Precipitated by the fall of two California utilities and Enron Corp., Moody’s Investors Service said Friday it will increase its global analytical focus on the credit risk implications of “rating triggers” written into a borrower’s debt securities or other contracts because they may cause unintended and “highly disruptive consequences” for both borrowers and lenders. In some cases, warned Moody’s the rating triggers could lead to “mutually assured destruction” including defaults and bankruptcies.
In a special report by Moody’s, the credit ratings service stated, “the presence of rating triggers may result in downward rating pressure depending on the severity of the triggers, the underlying facts and circumstances surrounding the credit, and the rating level of the issuer.” The rating agency will concentrate particularly on triggers intended to set off default, acceleration, or ‘puts’ in back-up credit lines, bond indentures or counterparty agreements when the issuer’s credit rating falls below a certain level.
Such triggers are commonly found in agreements of issuers that are rated low investment-grade or on the cusp of investment-grade — “where they are most lethal,” Moody’s reports. The report stated, “Moody’s will identify, where possible, the existence of rating triggers in each issuer’s financial structure. Our analysis will examine whether those issuers whose agreements contain particularly risky rating triggers have the wherewithal to survive a downgrade to the specific trigger level and the consequences of the trigger. We will incorporate the serious negative consequences of those triggers in our ratings and in our research.”
Moody’s report, “The Unintended Consequences of Rating Triggers,” emphasized that rating triggers can often backfire on the creditors expected to be protected by them, as well as the borrowers who provided them. Moody’s warns that “investors who think they might be protected by a rating trigger in their respective agreements may well find — as in recent cases — that there is no protection because the trigger could potentially cause a default or bankruptcy adversely affecting ALL creditors.”
The report further explained that rating triggers can result in a precipitous decline in confidence and liquidity. For example, a back-up revolving credit that goes away or a large bond that is “puttable” in the event of a downgrade below a certain level, are potentially life-threatening in a stress scenario. “The loss of liquidity when a downgrade occurs may be stressful for the borrower, precisely at the time when the company is least able to deal with an associated loss of investor confidence,” Moody’s said, adding that “rating triggers can be highly destabilizing because all parties may not behave in a rational fashion.”
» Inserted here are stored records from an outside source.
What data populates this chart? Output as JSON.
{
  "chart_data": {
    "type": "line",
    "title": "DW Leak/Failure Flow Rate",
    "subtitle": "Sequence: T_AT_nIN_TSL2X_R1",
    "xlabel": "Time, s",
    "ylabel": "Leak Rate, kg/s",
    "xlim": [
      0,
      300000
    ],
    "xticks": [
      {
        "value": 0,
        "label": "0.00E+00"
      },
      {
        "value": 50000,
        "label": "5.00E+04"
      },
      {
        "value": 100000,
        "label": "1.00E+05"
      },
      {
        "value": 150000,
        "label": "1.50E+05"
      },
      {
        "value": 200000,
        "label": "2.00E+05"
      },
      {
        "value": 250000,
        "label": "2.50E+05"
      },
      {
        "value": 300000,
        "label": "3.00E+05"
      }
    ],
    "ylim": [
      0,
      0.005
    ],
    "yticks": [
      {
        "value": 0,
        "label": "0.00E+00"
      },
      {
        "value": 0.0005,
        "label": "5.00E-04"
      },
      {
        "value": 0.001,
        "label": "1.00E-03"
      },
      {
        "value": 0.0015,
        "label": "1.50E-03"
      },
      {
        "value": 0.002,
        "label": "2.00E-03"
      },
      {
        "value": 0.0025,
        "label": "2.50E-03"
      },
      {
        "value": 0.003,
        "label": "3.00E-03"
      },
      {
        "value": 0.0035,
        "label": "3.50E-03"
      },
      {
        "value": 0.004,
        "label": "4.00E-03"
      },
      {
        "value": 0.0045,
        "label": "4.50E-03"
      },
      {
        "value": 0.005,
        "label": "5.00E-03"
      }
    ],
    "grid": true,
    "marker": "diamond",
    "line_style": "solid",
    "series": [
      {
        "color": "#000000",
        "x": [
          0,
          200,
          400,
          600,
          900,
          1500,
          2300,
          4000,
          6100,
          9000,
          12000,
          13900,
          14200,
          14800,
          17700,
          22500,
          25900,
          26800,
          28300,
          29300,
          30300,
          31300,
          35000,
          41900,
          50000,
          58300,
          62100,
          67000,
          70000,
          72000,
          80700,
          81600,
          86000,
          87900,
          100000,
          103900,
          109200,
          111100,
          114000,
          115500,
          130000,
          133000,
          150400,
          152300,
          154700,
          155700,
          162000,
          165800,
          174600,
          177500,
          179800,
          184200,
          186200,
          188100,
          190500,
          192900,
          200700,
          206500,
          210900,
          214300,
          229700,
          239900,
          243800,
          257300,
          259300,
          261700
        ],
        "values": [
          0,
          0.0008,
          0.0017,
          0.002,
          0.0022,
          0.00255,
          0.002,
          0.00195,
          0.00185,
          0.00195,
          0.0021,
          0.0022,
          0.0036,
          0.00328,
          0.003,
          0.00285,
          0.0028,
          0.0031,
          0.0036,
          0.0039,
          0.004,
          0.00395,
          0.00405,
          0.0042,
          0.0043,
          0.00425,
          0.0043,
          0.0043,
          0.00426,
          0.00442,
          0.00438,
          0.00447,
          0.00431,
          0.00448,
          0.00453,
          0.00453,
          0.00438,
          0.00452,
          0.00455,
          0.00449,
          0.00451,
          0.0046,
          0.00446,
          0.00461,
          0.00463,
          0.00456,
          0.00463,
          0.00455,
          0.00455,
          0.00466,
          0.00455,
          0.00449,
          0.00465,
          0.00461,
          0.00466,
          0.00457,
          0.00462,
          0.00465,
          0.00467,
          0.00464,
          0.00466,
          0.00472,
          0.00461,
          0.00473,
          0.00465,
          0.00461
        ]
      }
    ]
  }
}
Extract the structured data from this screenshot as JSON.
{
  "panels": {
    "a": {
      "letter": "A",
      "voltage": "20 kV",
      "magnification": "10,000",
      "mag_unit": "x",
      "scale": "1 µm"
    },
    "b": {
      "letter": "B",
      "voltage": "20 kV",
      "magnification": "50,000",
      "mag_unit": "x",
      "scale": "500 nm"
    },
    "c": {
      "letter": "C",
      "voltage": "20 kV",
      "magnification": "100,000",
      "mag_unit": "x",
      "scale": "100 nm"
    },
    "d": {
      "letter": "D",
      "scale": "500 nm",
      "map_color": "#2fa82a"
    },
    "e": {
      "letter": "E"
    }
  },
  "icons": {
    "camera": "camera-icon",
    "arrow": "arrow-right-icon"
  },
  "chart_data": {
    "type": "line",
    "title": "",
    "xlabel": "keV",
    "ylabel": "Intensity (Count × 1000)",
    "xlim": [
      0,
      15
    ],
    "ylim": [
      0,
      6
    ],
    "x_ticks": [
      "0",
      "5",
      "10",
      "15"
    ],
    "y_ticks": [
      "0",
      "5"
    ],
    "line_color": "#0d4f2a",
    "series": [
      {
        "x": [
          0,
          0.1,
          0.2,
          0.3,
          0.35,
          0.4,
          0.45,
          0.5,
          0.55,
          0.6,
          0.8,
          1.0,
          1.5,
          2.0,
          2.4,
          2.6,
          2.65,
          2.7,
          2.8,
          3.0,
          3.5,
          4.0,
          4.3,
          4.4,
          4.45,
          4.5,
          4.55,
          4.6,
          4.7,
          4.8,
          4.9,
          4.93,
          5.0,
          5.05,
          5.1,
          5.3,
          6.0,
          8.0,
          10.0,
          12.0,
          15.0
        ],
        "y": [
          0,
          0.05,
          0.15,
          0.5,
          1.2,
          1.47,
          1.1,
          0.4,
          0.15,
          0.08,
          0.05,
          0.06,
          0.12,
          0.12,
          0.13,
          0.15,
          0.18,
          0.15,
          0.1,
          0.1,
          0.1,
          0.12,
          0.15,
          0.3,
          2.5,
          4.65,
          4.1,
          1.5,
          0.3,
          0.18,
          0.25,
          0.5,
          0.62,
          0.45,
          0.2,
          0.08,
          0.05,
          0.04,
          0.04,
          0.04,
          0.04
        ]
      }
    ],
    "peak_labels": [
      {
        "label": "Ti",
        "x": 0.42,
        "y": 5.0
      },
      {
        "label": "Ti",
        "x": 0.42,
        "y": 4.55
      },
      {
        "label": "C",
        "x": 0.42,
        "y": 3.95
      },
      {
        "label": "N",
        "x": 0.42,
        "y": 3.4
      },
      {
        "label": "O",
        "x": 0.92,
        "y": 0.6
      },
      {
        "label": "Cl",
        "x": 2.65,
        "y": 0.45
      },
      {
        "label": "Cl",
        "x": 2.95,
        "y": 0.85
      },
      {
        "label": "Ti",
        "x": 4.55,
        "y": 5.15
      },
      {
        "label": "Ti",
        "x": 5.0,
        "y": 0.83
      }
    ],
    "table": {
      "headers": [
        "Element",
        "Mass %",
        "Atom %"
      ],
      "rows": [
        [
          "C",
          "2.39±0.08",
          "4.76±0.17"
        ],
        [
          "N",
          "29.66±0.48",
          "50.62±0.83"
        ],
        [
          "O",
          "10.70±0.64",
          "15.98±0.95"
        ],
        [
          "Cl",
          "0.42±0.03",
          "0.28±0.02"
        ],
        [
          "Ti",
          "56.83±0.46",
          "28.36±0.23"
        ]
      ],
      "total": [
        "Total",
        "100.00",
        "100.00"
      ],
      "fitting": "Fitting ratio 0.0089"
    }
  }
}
The report acknowledged, however, that there is a complex array of rating triggers running the gamut from benign to potentially destructive. Among the relatively benign mechanisms, the Moody’s report explained rating triggers tied to credit facility pricing grids, which are “relatively harmless means to reset pricing on a borrower’s obligations according to changes in credit quality.”
The report also discussed triggers which can, depending on the situation, be more perilous. These include triggers tied to springing liens, collateral releases, releases of guarantees and covenant fall-aways in indentures, as well as third-party agreements. In some cases, says Moody’s, rating triggers can have the perverse effect of discouraging beneficial corporate actions such as spin-offs or merger activity.
The Moody’s report noted that the most potentially destructive rating triggers are those that dictate default or acceleration upon a rating downgrade. The report provides case studies of the disruptive role played by such triggers in the deterioration in the credit worthiness of Pacific Gas & Electric Co., Southern California Edison Co. and Enron as well as Xerox Corp.
Terms written into loan agreements, bond indentures, and other contracts, including mergers and acquisitions, stipulating that “all bets are off” if a company’s credit rating sinks to a specified level often do not provide the intended protection to creditors, and can in fact be harbingers of “mutually assured destruction” Moody’s concluded in the report.
The report, which explores the rating triggers that led to the demise of companies such as PG&E, Southern California Edison, Enron and Xerox over the past year, concluded that when a such trigger is pulled it can result in a precipitous decline in liquidity and investor confidence likened to a run on the bank.
“Such triggers can be highly destabilizing because all parties may not behave in a rational fashion,” says Senior Credit Officer Pam Stumpp, one of the authors of the report. Because the existence of triggers can have such devastating effects on a company’s liquidity, the rating agency says that it has adopted a worse-case scenario approach to evaluating the existence of some triggers and incorporating them into an issuer’s ratings.
The effect rating triggers may have on a company’s rating depends in large part on the type of trigger used, as well as the company’s individual circumstances and its general rating level. Some triggers, such as credit agreements, that can raise the cost of the company’s outstanding borrowings or require the company to post additional collateral, can be relatively benign, as many companies will likely have the cash on hand or sufficient back-up liquidity to meet these additional demands.
However, other triggers, which accelerate the payment of outstanding debt, allow debt holders to put the full value of their obligation back to the company, or that throw the company into technical default, can create a situation in which only the strongest companies may be able to survive.